27 November 2014 / troubleshooting

SAN Troubleshooting Netapp Storage

SAN Troubleshooting

A couple of years a go, I wrote a basic troubleshooting guide for a SAN environment, but it was never shared.
I believe is a good idea to have a list of considerations to take specially when there are a ton of variables to consider, so I've decided to shared this list on my blog,
If you are working on IT as Storage/Unix/Windows admin, you know how things are durig an issue on production, specially with managers, international teams when no one knows what is really going on and someone important is screaming on the phone waiting for answers.
This list has truly helped me out asking questions to easily identify what the problem is, and also helps to improve the time to response if you are ready on those critical situations.

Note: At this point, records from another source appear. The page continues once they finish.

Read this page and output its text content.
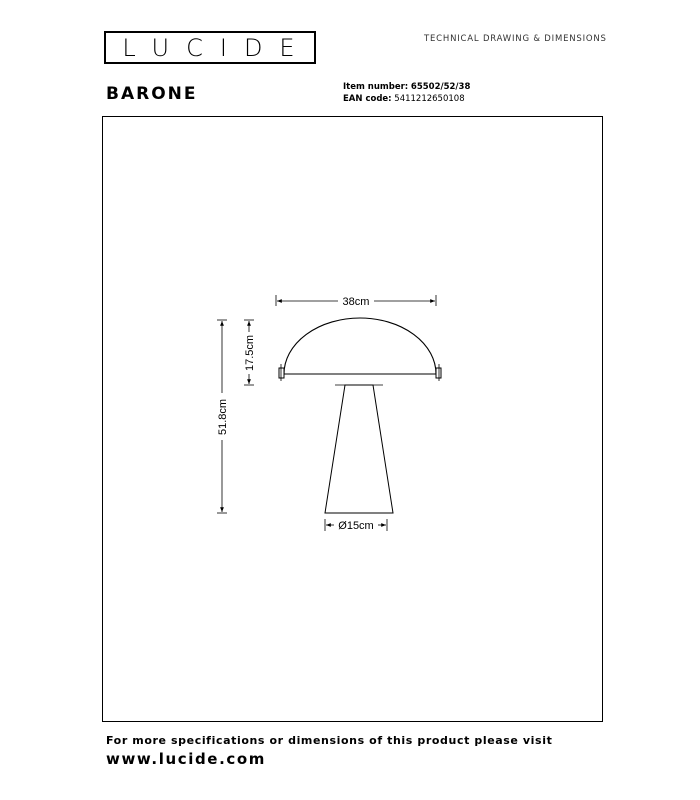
LUCIDE	TECHNICAL DRAWING & DIMENSIONS
BARONE	Item number: 65502/52/38
EAN code: 5411212650108
38cm
51.8cm
17.5cm
Ø15cm
For more specifications or dimensions of this product please visit
www.lucide.com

So pretty much I based this guide on past experiences and vendor recommendations.

mono_coco

Let's check the list

Do not freak out (very important)
Calm yourself down (breath)

And we are ready to get the information

What exactly the problem is? (you will need to understand the situation first)

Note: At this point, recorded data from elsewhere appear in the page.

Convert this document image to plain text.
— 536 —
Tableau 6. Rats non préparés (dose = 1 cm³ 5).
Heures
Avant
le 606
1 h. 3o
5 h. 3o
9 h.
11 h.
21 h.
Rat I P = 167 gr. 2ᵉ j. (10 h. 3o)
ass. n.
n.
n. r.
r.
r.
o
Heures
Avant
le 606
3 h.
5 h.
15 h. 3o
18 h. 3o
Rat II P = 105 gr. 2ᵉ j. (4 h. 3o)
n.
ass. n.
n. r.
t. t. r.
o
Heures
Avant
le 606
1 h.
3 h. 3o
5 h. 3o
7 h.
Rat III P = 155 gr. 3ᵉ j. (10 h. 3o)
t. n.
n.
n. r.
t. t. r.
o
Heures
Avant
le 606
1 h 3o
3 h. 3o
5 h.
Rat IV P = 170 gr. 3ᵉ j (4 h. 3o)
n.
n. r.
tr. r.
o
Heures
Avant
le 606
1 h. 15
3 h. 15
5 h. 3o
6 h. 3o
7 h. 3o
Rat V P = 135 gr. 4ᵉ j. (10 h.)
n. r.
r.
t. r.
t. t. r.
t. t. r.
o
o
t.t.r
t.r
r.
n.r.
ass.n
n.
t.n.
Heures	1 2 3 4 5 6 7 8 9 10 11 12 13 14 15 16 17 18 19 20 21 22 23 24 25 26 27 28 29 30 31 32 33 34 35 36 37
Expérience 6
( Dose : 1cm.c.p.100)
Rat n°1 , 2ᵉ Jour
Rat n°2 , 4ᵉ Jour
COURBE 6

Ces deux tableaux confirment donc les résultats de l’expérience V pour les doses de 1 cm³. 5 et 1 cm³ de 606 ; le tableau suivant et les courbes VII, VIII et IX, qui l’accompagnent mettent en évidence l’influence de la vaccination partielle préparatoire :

What has been changed recently? (sometimes it was just a firmware update/upgrade on the host)

What is the scope of the problem?

Is Only one device/application, clustering affected?

Are any specific protocols or applications related to the problem?

Is the problem more prevalent at a given time of day or load condition?

Is this issue impacting reads, writes, both, or something else?

Is this issue persistent or only happening occasionally?

When you get all the information above, you should have a clear view of what is going on.
Ask for some minutes to perform the next steps... Take your time and remember to be calm.

Next Steps

•	Identify storage controllers – Volumes – LUN’s involved

•	Based on timeline given from (sysadmins/applications teams) generate Latency vs IOPS on volumes/luns involved.

•	Take a look on Fiber channel switch port stats for respective server aliases

•	CRC (cyclic redundancy checking) errors: A high number of CRC errors can indicate a problem with GBIC/SFP connectors or problems with the physical cabling for a given port.

•	Examining port utilization, can help understand throughput and help identify whether there is a bottleneck here.

•	LOGS- check the SAN logs and compare the running configuration to the documentation.

•	Is it SAN reporting events or errors that may be related?

•	Have any recent Storage changes occurred?

•	Are there any SAN-related messages in the hosts system message logs?

•	Can other hosts see the storage controller involved?

•	Is the storage port logged into the FC switch?

•	Create a report and provide your feedback on it

•	Create a case with the Storage vendor if needed.

So, Where is really the problem ?

I got the image from ... honestly I do not remember it was two years a go, but it explains very well where to look at.

SAN_Troubleshooting

HOST

Application, Filesystems, Volume manager,Virtual memory, HBA driver

•	Filesystems: check iSCSI, LUN’s ,NFS status include daemons
•	HBA drivers: Review drives & test SAN surfer, multipathing configuration and how is managed MPP?, HBA status

STORAGE UNIT

Fiber channel, SAN/LAN switch , Storage controller, Cache, Backend, Disks

•	Fiber channel: On case of many CRC errors request review of fiber jumpers, trunks, patch panel.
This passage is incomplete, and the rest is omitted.